A day before I started, I had just gotten in some really gnarly hog middles for making nduja and I figured why not give those a shot. The thing about these middles is that they smell like the back end of a pig. These are essentially chitterlings and come with that barnyard funk. What I found is no matter how you treat them, flushing them with water, vinegar, and/or lemon, you will not remove the funk. Get over it, get past it. It smells like hog ass.
And the hog-ass smelling hog middles have the advantage of being easily stuffed by hand, so when you have mixed the venison, bacon and all of the seasoning (including ramp kraut for its fermenting powers), you do not need to dirty up the stuffer. Once you have stuffed the hog middles, be sure to prick the casing with a needle to eliminate any air bubbles. Now hang it in a warm area of your kitchen (or even in your laundry room or oven light-lit oven).
Finally, after the casing seizes up and the meat changes into a bright pink color, it is a good time to cold smoke the sausage. Again in the winter and late fall, cold smoking becomes easier even without a cold smoking set up. After 24 hours of smoke exposure, it is a great time to hang the sausages to dry.
After almost eight weeks, the sausage had reduced in weight sufficiently. At this point, I pulled the sausage down and noticed the texture of the casing was more papery than I was used to with the more traditional hog casing. I opted to remove the entire casing in this case.
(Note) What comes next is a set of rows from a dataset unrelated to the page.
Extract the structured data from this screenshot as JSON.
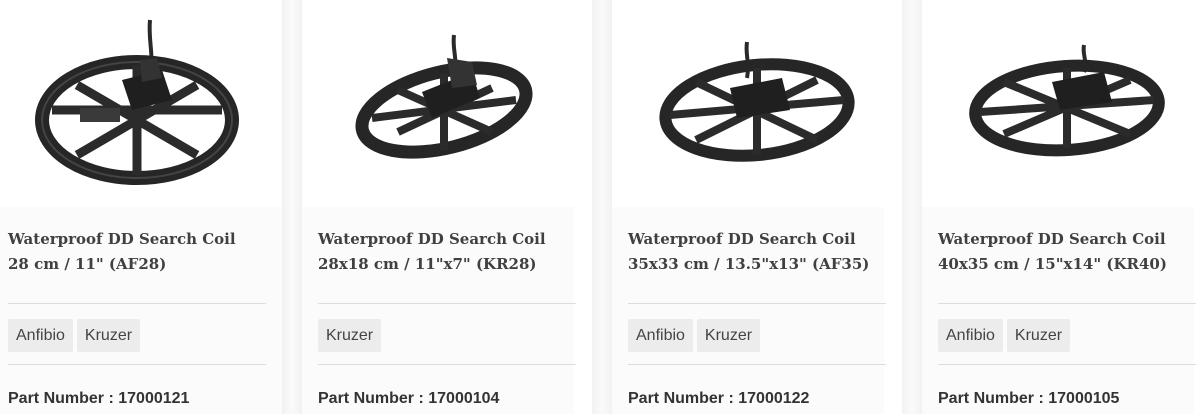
{
  "products": [
    {
      "title_line1": "Waterproof DD Search Coil",
      "title_line2": "28 cm / 11\" (AF28)",
      "tags": [
        "Anfibio",
        "Kruzer"
      ],
      "part_label": "Part Number : 17000121"
    },
    {
      "title_line1": "Waterproof DD Search Coil",
      "title_line2": "28x18 cm / 11\"x7\" (KR28)",
      "tags": [
        "Kruzer"
      ],
      "part_label": "Part Number : 17000104"
    },
    {
      "title_line1": "Waterproof DD Search Coil",
      "title_line2": "35x33 cm / 13.5\"x13\" (AF35)",
      "tags": [
        "Anfibio",
        "Kruzer"
      ],
      "part_label": "Part Number : 17000122"
    },
    {
      "title_line1": "Waterproof DD Search Coil",
      "title_line2": "40x35 cm / 15\"x14\" (KR40)",
      "tags": [
        "Anfibio",
        "Kruzer"
      ],
      "part_label": "Part Number : 17000105"
    }
  ],
  "colors": {
    "coil": "#2a2a2a",
    "tag_bg": "#ececec",
    "title_text": "#404040"
  }
}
I am not sure what impact it had, but my first instinct was the papery texture would be unpleasant.
It filled a summer sausage-y void without being exactly that, it was not cooked and there was no mustard seed. It validated the use of the garage as a curing environment. The texture was right on, which is really difficult with a curing fridge.The flavors were concentrated wild venison, smoke and rosemary. The juniper and black pepper took a bit of a backseat, but still very present. I really liked the combination of wild venison, which is a bit gamey, with the deep notes of smoke. It sets this dry cured sausage apart from those made from pork.
Dry Cured Venison Sausage
- 550 g venison, ground
- 225 g bacon, ground
- 20 g kosher salt
- 2 g curing salt #2
- 3 g dextrose
- 1 tsp. ramp kraut juice
- 2 sprigs fresh rosemary
- 6 peppercorns, freshly cracked
- 6 juniper berries, freshly cracked
- Pork middles
Step one: Combine all ingredients in a mixing bowl and mix until bound. Stuff into casings. Prick with a needle to remove airholes.
Step two: Hand to ferment in a warm place in your house for 2 days.
Step three: Cold smoke for 24 hours.
Step four: Hang in a cool corner of your house, garage, or curing fridge until 30% weight loss has been achieved.